Durham County budget gives more to schools but still pays many workers under $15 an hour
Durham County’s new budget will give more money to the Durham Public Schools but will still pay hundreds of school workers less than $15 an hour.
The county commissioners approved the $675.6 million budget by a 3-2 vote on June 8. Staff had to rework the plan late in the budget process as the coronavirus shutdown ate into projected revenues.
Commissioners James Hill, Brenda Howerton and Ellen Reckhow voted for the budget.
Board Chair Wendy Jacobs and Commissioner Heidi Carter said they voted against it because it will leave 900 classified school employees — bus drivers, cafeteria workers, custodians and teaching assistants — making less than $15 an hour. The budget only raises their pay to $14 per hour in the fiscal year that begins July 1.
In an interview Thursday, Jacobs said the budget does a lot of good things: gives schools more money, helps small businesses hurt by COVID-19, and adds or repurposes positions to make sure residents have adequate and nutritious food.
But the budget is a “moral document,” she said.
At a time when the nation is talking about racism and equity, Jacobs said she could not support a spending plan that leaves county workers, most of them people of color, making less than a living wage.
“How can we say we support the ‘Fight for $15’ and want private institutions to pay $15 if we’re not doing it ourselves?” she asked.
Howerton said the county did not reject the higher wage but wants the school system to use money from its fund balance to help make it happen. If the school system does not act by January, the county will revisit the issue.
“I have fought for the classified workers since I’ve been on the board,” Howerton said Thursday. “We voted to do half and ask the schools to do the other half.”
But Carter, who suggested taking money out of the county’s own fund balance or coronavirus funds, said the increase was already overdue.
“We can either fight back against the devastating impacts of racism in this country by taking concrete, deliberate action to make the necessary investments to improve the lives of People of Color, now, this year … or we can delay and ask Black people to wait, yet again,” she said in a statement.

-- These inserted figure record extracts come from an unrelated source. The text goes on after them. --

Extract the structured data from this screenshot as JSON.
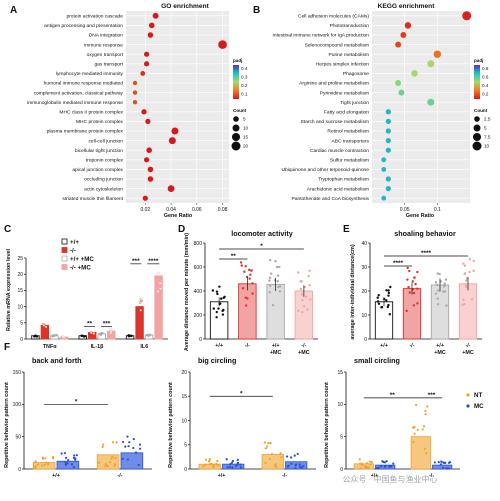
{
  "panels": {
    "A": "A",
    "B": "B",
    "C": "C",
    "D": "D",
    "E": "E",
    "F": "F"
  },
  "colors": {
    "wt": "#111111",
    "ko": "#d9352b",
    "wtmc": "#a9a9a9",
    "komc": "#f2a4a4",
    "nt": "#f0a030",
    "mc": "#2a4fd6",
    "enrich_low": "#d7191c",
    "enrich_high": "#5b2dc8"
  },
  "watermark": "公众号 · 中国鱼与渔业中心",
  "chart_data": [
    {
      "panel": "A",
      "type": "scatter",
      "subtype": "dot-enrichment",
      "title": "GO enrichment",
      "xlabel": "Gene Ratio",
      "xlim": [
        0.005,
        0.085
      ],
      "xticks": [
        0.02,
        0.04,
        0.06,
        0.08
      ],
      "xtick_labels": [
        "0.02",
        "0.04",
        "0.06",
        "0.08"
      ],
      "legend_padj_title": "padj",
      "padj_ticks": [
        "0.4",
        "0.3",
        "0.2",
        "0.1"
      ],
      "legend_count_title": "Count",
      "count_levels": [
        5,
        10,
        15,
        20
      ],
      "terms": [
        {
          "term": "protein activation cascade",
          "x": 0.028,
          "count": 6,
          "padj": 0.0
        },
        {
          "term": "antigen processing and presentation",
          "x": 0.025,
          "count": 5,
          "padj": 0.0
        },
        {
          "term": "DNA integration",
          "x": 0.024,
          "count": 5,
          "padj": 0.0
        },
        {
          "term": "immune response",
          "x": 0.08,
          "count": 18,
          "padj": 0.0
        },
        {
          "term": "oxygen transport",
          "x": 0.021,
          "count": 4,
          "padj": 0.0
        },
        {
          "term": "gas transport",
          "x": 0.021,
          "count": 4,
          "padj": 0.0
        },
        {
          "term": "lymphocyte mediated immunity",
          "x": 0.018,
          "count": 3,
          "padj": 0.02
        },
        {
          "term": "humoral immune response mediated",
          "x": 0.012,
          "count": 2,
          "padj": 0.05
        },
        {
          "term": "complement activation, classical pathway",
          "x": 0.012,
          "count": 2,
          "padj": 0.05
        },
        {
          "term": "immunoglobulin mediated immune response",
          "x": 0.012,
          "count": 2,
          "padj": 0.05
        },
        {
          "term": "MHC class II protein complex",
          "x": 0.019,
          "count": 4,
          "padj": 0.0
        },
        {
          "term": "MHC protein complex",
          "x": 0.022,
          "count": 4,
          "padj": 0.0
        },
        {
          "term": "plasma membrane protein complex",
          "x": 0.043,
          "count": 10,
          "padj": 0.0
        },
        {
          "term": "cell-cell junction",
          "x": 0.041,
          "count": 10,
          "padj": 0.0
        },
        {
          "term": "bicellular tight junction",
          "x": 0.023,
          "count": 5,
          "padj": 0.0
        },
        {
          "term": "troponin complex",
          "x": 0.021,
          "count": 4,
          "padj": 0.0
        },
        {
          "term": "apical junction complex",
          "x": 0.024,
          "count": 5,
          "padj": 0.0
        },
        {
          "term": "occluding junction",
          "x": 0.024,
          "count": 5,
          "padj": 0.0
        },
        {
          "term": "actin cytoskeleton",
          "x": 0.04,
          "count": 9,
          "padj": 0.0
        },
        {
          "term": "striated muscle thin filament",
          "x": 0.02,
          "count": 4,
          "padj": 0.0
        }
      ]
    },
    {
      "panel": "B",
      "type": "scatter",
      "subtype": "dot-enrichment",
      "title": "KEGG enrichment",
      "xlabel": "Gene Ratio",
      "xlim": [
        0.0,
        0.15
      ],
      "xticks": [
        0.05,
        0.1
      ],
      "xtick_labels": [
        "0.05",
        "0.1"
      ],
      "legend_padj_title": "padj",
      "padj_ticks": [
        "0.8",
        "0.6",
        "0.4",
        "0.2"
      ],
      "legend_count_title": "Count",
      "count_levels": [
        2.5,
        5.0,
        7.5,
        10.0
      ],
      "terms": [
        {
          "term": "Cell adhesion molecules (CAMs)",
          "x": 0.145,
          "count": 10,
          "padj": 0.02
        },
        {
          "term": "Phototransduction",
          "x": 0.055,
          "count": 4,
          "padj": 0.05
        },
        {
          "term": "Intestinal immune network for IgA production",
          "x": 0.048,
          "count": 3,
          "padj": 0.08
        },
        {
          "term": "Selenocompound metabolism",
          "x": 0.04,
          "count": 3,
          "padj": 0.1
        },
        {
          "term": "Purine metabolism",
          "x": 0.1,
          "count": 6,
          "padj": 0.2
        },
        {
          "term": "Herpes simplex infection",
          "x": 0.09,
          "count": 5,
          "padj": 0.45
        },
        {
          "term": "Phagosome",
          "x": 0.065,
          "count": 4,
          "padj": 0.45
        },
        {
          "term": "Arginine and proline metabolism",
          "x": 0.04,
          "count": 3,
          "padj": 0.5
        },
        {
          "term": "Pyrimidine metabolism",
          "x": 0.045,
          "count": 3,
          "padj": 0.55
        },
        {
          "term": "Tight junction",
          "x": 0.09,
          "count": 5,
          "padj": 0.55
        },
        {
          "term": "Fatty acid elongation",
          "x": 0.025,
          "count": 2,
          "padj": 0.7
        },
        {
          "term": "Starch and sucrose metabolism",
          "x": 0.025,
          "count": 2,
          "padj": 0.7
        },
        {
          "term": "Retinol metabolism",
          "x": 0.025,
          "count": 2,
          "padj": 0.7
        },
        {
          "term": "ABC transporters",
          "x": 0.025,
          "count": 2,
          "padj": 0.7
        },
        {
          "term": "Cardiac muscle contraction",
          "x": 0.025,
          "count": 2,
          "padj": 0.7
        },
        {
          "term": "Sulfur metabolism",
          "x": 0.018,
          "count": 1.5,
          "padj": 0.7
        },
        {
          "term": "Ubiquinone and other terpenoid-quinone",
          "x": 0.018,
          "count": 1.5,
          "padj": 0.7
        },
        {
          "term": "Tryptophan metabolism",
          "x": 0.025,
          "count": 2,
          "padj": 0.7,
          "highlight": true
        },
        {
          "term": "Arachidonic acid metabolism",
          "x": 0.025,
          "count": 2,
          "padj": 0.7
        },
        {
          "term": "Pantothenate and CoA biosynthesis",
          "x": 0.018,
          "count": 1.5,
          "padj": 0.7
        }
      ]
    },
    {
      "panel": "C",
      "type": "bar",
      "ylabel": "Relative mRNA expression level",
      "ylim": [
        0,
        25
      ],
      "yticks": [
        0,
        5,
        10,
        15,
        20,
        25
      ],
      "categories": [
        "TNFα",
        "IL-1β",
        "IL6"
      ],
      "series": [
        {
          "name": "+/+",
          "values": [
            1.0,
            1.0,
            1.0
          ]
        },
        {
          "name": "-/-",
          "values": [
            4.2,
            2.0,
            10.0
          ]
        },
        {
          "name": "+/+ +MC",
          "values": [
            1.0,
            1.6,
            1.2
          ]
        },
        {
          "name": "-/- +MC",
          "values": [
            0.6,
            2.4,
            19.5
          ]
        }
      ],
      "significance": [
        "**",
        "***",
        "***",
        "****"
      ]
    },
    {
      "panel": "D",
      "type": "bar",
      "title": "locomoter activity",
      "ylabel": "Average distance moved per minute (mm/min)",
      "ylim": [
        0,
        800
      ],
      "yticks": [
        0,
        200,
        400,
        600,
        800
      ],
      "categories": [
        "+/+",
        "-/-",
        "+/+\n+MC",
        "-/-\n+MC"
      ],
      "values": [
        310,
        460,
        455,
        400
      ],
      "significance": [
        "**",
        "*"
      ]
    },
    {
      "panel": "E",
      "type": "bar",
      "title": "shoaling behavior",
      "ylabel": "average inter-individual distance(cm)",
      "ylim": [
        0,
        40
      ],
      "yticks": [
        0,
        10,
        20,
        30,
        40
      ],
      "categories": [
        "+/+",
        "-/-",
        "+/+\n+MC",
        "-/-\n+MC"
      ],
      "values": [
        15.5,
        21.0,
        22.5,
        23.0
      ],
      "significance": [
        "****",
        "****"
      ]
    },
    {
      "panel": "F",
      "type": "bar",
      "subtype": "grouped-with-points",
      "ylabel": "Repetitive behavior pattern count",
      "legend": [
        {
          "name": "NT"
        },
        {
          "name": "MC"
        }
      ],
      "plots": [
        {
          "title": "back and forth",
          "ylim": [
            0,
            150
          ],
          "yticks": [
            0,
            50,
            100,
            150
          ],
          "categories": [
            "+/+",
            "-/-"
          ],
          "NT": [
            10,
            22
          ],
          "MC": [
            12,
            25
          ],
          "significance": [
            "*"
          ]
        },
        {
          "title": "big circling",
          "ylim": [
            0,
            20
          ],
          "yticks": [
            0,
            5,
            10,
            15,
            20
          ],
          "categories": [
            "+/+",
            "-/-"
          ],
          "NT": [
            1,
            3
          ],
          "MC": [
            1,
            1.5
          ],
          "significance": [
            "*"
          ]
        },
        {
          "title": "small circling",
          "ylim": [
            0,
            15
          ],
          "yticks": [
            0,
            5,
            10,
            15
          ],
          "categories": [
            "+/+",
            "-/-"
          ],
          "NT": [
            0.8,
            5
          ],
          "MC": [
            0.6,
            0.6
          ],
          "significance": [
            "**",
            "***"
          ]
        }
      ]
    }
  ]
}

County to discuss tax assistance program
The budget holds the tax rate at 71.22 cents per $100 valuation, meaning the owner of a $300,000 house will continue to pay $2,136.60 in county property tax. City residents pay an additional city property tax.
Carter asked for an update on what the county is doing to help low-income people and others having financial problems because of COVID-19.
Staff members will bring back a tax-assistance program for the board to discuss in July, Jacobs said
“This is a priority for all of us,” she said, adding that she hopes the city of Durham will join the county in the program.
The fiscal 2020-21 budget is roughly $17.4 million more than the previous county budget, and is slightly less than the $675.9 million that County Manager Wendell M. Davis had recommended, according to a news release.
The general fund, which pays for most of Durham County’s day-to-day activities and services is $467 million.
Durham Public Schools funding up, Sheriff’s Office down
The budget gives the school system more money, in part, by reducing funding for the Sheriff’s Office and some other county departments.
It provides nearly $153.2 million for Durham Public Schools, a $7.2 million increase, for a per pupil amount of $3,694, according to a county news release.
Part of that increase is an additional $2 million for annual DPS capital support, the release stated. An additional $5.44 million is budgeted under the Department of Public Health and the Sheriff’s Office to fund school nurses and 27 school resource officers.
But Sheriff Clarence Birkhead lost eight full-time positions, reducing his staffing from 493 to 485 full-time equivalents in the coming year, budget director Keith Lane said in an email Thursday.
The sheriff had sought to reclassify 12 vacant positions. By decreasing the jail population and working with the Criminal Justice Resource Center and court system, those positions are no longer all needed, Lane wrote. So the county reclassified four positions, and the other eight were cut and the spending rerouted to other county needs.
Between 2007 and 2018, the average annual jail population at the Durham County Detention Center fell from 629 to 498.
The jail population has continued to fall amid a push for deincarceration and during the coronavirus pandemic, in which nine detention officers have been infected and one has died. The average daily jail population dropped from 393 in June to 262 so far in June.
Staff writer Virginia Bridges contributed to this report.